Dorfman DD, Alf E (1969) Maximum-Likelihood Estimation of Parameters of Signal-Detection Theory and Determination of Confidence Intervals - Rating-Method Data, Journal of Mathematical Psychology 6, 487-496.

Grey D, Morgan B (1972) Some aspects of ROC curve-fitting: normal and logistic models.

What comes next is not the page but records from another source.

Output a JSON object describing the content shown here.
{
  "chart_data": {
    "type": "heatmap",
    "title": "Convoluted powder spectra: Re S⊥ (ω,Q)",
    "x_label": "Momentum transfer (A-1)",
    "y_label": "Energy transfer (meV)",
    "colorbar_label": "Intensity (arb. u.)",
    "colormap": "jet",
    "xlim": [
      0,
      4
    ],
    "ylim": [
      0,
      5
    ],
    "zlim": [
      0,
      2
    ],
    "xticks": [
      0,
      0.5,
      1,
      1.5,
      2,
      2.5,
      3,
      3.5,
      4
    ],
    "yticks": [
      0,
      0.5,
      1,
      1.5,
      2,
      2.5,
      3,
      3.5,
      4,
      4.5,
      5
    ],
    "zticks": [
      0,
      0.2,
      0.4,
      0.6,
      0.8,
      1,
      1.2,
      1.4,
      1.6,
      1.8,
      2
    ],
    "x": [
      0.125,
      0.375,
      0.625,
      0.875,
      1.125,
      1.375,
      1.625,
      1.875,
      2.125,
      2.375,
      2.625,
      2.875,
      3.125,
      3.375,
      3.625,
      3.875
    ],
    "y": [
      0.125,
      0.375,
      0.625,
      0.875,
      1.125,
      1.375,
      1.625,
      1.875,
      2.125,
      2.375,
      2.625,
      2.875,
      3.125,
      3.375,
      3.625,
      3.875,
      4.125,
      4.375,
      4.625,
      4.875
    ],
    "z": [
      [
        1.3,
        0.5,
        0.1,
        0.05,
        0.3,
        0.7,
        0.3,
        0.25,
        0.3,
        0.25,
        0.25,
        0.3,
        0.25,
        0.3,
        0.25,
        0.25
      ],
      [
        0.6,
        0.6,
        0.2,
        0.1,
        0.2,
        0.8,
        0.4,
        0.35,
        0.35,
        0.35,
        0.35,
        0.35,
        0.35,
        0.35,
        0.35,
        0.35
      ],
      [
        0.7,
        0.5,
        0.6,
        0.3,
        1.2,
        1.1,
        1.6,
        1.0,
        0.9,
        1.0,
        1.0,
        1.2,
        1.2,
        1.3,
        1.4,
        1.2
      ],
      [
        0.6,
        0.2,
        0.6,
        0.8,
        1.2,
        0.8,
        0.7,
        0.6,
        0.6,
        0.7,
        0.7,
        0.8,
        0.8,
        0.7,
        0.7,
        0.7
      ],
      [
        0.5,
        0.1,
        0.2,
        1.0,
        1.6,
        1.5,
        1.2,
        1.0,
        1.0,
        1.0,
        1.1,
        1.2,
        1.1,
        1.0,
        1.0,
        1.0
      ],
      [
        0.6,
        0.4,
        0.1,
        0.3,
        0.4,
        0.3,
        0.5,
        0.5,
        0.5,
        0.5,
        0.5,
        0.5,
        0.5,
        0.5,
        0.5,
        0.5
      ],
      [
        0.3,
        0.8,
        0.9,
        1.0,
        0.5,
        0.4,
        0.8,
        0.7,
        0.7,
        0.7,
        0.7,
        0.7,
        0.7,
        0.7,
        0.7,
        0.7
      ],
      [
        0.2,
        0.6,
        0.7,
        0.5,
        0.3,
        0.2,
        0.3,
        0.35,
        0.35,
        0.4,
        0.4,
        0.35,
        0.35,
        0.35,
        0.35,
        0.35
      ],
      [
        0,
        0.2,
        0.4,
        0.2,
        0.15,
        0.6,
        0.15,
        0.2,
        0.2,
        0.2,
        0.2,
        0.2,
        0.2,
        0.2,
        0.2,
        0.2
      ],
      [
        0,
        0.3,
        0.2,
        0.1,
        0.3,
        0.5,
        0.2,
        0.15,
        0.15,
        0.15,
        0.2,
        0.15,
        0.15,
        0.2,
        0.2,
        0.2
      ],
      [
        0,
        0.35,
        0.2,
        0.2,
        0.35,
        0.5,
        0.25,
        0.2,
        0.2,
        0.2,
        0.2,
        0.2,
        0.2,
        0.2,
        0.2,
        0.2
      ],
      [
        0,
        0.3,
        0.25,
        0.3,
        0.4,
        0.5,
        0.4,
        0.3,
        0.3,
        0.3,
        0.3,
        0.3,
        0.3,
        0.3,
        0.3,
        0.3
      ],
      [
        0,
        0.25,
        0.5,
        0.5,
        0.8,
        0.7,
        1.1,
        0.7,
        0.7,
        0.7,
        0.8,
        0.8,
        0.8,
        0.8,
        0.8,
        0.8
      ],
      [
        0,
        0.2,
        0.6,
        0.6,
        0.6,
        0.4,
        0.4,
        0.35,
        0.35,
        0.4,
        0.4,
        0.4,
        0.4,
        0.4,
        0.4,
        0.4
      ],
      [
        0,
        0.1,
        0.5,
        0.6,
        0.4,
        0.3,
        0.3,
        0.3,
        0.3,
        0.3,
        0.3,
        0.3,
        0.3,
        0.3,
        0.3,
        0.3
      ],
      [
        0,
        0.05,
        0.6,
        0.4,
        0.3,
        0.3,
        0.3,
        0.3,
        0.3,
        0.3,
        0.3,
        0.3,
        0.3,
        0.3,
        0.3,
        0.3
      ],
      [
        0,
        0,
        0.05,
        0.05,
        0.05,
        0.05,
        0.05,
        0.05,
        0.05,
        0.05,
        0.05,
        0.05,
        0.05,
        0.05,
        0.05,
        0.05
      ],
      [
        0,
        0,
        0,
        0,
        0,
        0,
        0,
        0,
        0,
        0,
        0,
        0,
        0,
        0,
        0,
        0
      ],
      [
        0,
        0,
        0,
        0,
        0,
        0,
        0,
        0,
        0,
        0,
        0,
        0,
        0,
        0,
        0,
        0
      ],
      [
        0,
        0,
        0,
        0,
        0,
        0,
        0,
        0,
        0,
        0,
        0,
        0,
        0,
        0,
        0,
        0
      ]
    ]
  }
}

Journal of Mathematical Psychology 9, 128-139.

Examples

# \donttest{
## Test with an included ROC dataset
retFit <- FitBinormalRoc(dataset02);## print(retFit$fittedPlot)

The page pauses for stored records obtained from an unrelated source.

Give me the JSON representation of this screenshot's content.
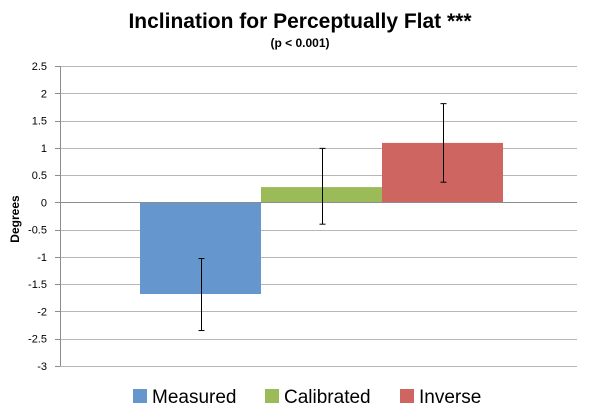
{
  "chart_data": {
    "type": "bar",
    "title": "Inclination for Perceptually Flat ***",
    "subtitle": "(p < 0.001)",
    "xlabel": "",
    "ylabel": "Degrees",
    "ylim": [
      -3,
      2.5
    ],
    "yticks": [
      2.5,
      2,
      1.5,
      1,
      0.5,
      0,
      -0.5,
      -1,
      -1.5,
      -2,
      -2.5,
      -3
    ],
    "ytick_labels": [
      "2.5",
      "2",
      "1.5",
      "1",
      "0.5",
      "0",
      "-0.5",
      "-1",
      "-1.5",
      "-2",
      "-2.5",
      "-3"
    ],
    "grid": true,
    "legend_position": "bottom",
    "series": [
      {
        "name": "Measured",
        "value": -1.68,
        "error_low": -2.35,
        "error_high": -1.03,
        "color": "#6596cd"
      },
      {
        "name": "Calibrated",
        "value": 0.28,
        "error_low": -0.4,
        "error_high": 0.99,
        "color": "#9bbb59"
      },
      {
        "name": "Inverse",
        "value": 1.09,
        "error_low": 0.37,
        "error_high": 1.81,
        "color": "#cf6560"
      }
    ]
  }
}
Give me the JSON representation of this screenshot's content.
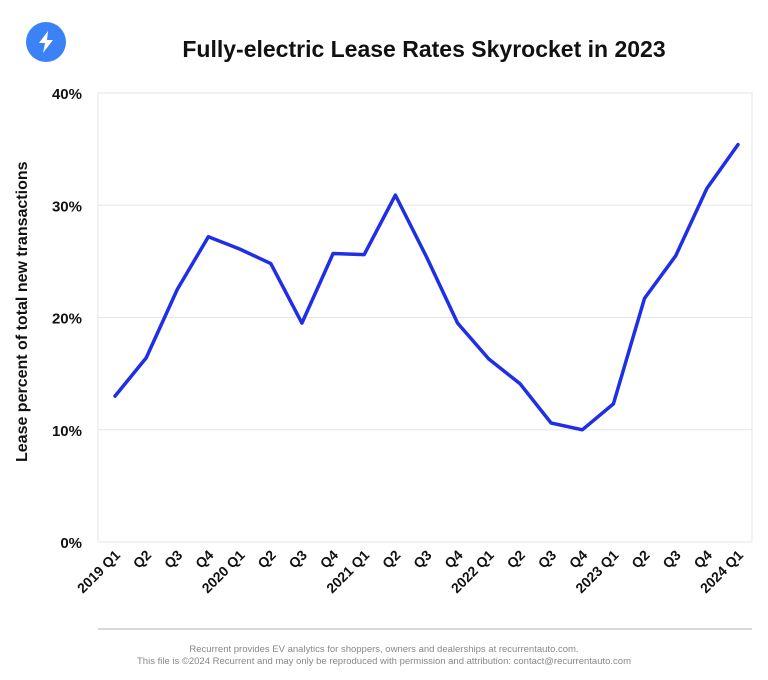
{
  "brand": {
    "logo_icon": "lightning-bolt-icon",
    "logo_color": "#3B82F6"
  },
  "chart_data": {
    "type": "line",
    "title": "Fully-electric Lease Rates Skyrocket in 2023",
    "xlabel": "",
    "ylabel": "Lease percent of total new transactions",
    "categories": [
      "2019 Q1",
      "Q2",
      "Q3",
      "Q4",
      "2020 Q1",
      "Q2",
      "Q3",
      "Q4",
      "2021 Q1",
      "Q2",
      "Q3",
      "Q4",
      "2022 Q1",
      "Q2",
      "Q3",
      "Q4",
      "2023 Q1",
      "Q2",
      "Q3",
      "Q4",
      "2024 Q1"
    ],
    "series": [
      {
        "values": [
          13.0,
          16.4,
          22.5,
          27.2,
          26.1,
          24.8,
          19.5,
          25.7,
          25.6,
          30.9,
          25.4,
          19.5,
          16.3,
          14.1,
          10.6,
          10.0,
          12.3,
          21.7,
          25.5,
          31.5,
          35.4
        ],
        "color": "#1F2FE5"
      }
    ],
    "yticks": [
      "0%",
      "10%",
      "20%",
      "30%",
      "40%"
    ],
    "ylim": [
      0,
      40
    ],
    "grid": true
  },
  "footer": {
    "line1": "Recurrent provides EV analytics for shoppers, owners and dealerships at recurrentauto.com.",
    "line2": "This file is ©2024 Recurrent and may only be reproduced with permission and attribution: contact@recurrentauto.com"
  }
}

## Test with an included FROC dataset; it needs to be binned
## as there are more than 5 discrete ratings levels
binned <- DfBinDataset(dataset05, desiredNumBins = 5, opChType = "ROC")
retFit <- FitBinormalRoc(binned);## print(retFit$fittedPlot)


## Test with single interior point data
fp <- c(rep(1,7), rep(2, 3))
tp <- c(rep(1,5), rep(2, 5))
dataset <- Df2RJafrocDataset(fp, tp)
retFit <- FitBinormalRoc(dataset);## print(retFit$fittedPlot)

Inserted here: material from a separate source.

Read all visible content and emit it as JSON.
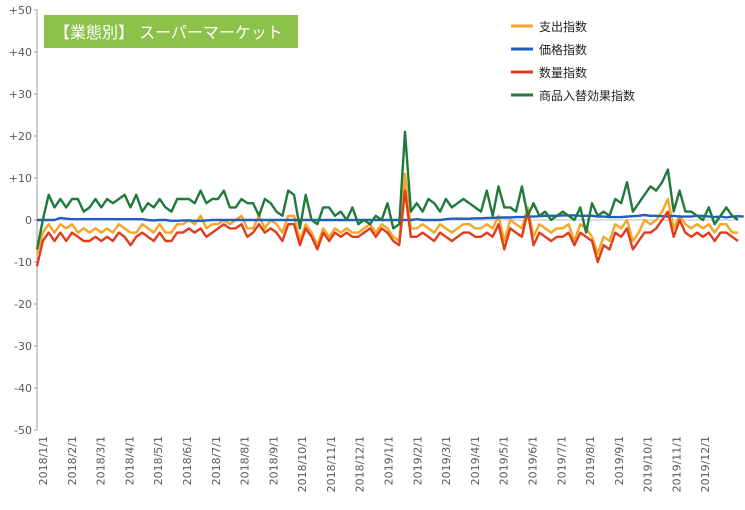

## Test with two interior data points
fp <- c(rep(1,7), rep(2, 5), rep(3, 3))
tp <- c(rep(1,3), rep(2, 5), rep(3, 7))
dataset <- Df2RJafrocDataset(fp, tp)
retFit <- FitBinormalRoc(dataset);## print(retFit$fittedPlot)

## Test with TONY data for which chisqr can be calculated
ds <- DfFroc2Roc(dataset01)
retFit <- FitBinormalRoc(ds, 2, 3);## print(retFit$fittedPlot)
## retFit$ChisqrFitStats
 
## Test with included degenerate ROC data
retFit <- FitBinormalRoc(datasetDegenerate);## print(retFit$fittedPlot)
#> Warning: Data is degenerate; binormal model cannot fit it unambiguously: use CBM or RSM method
# }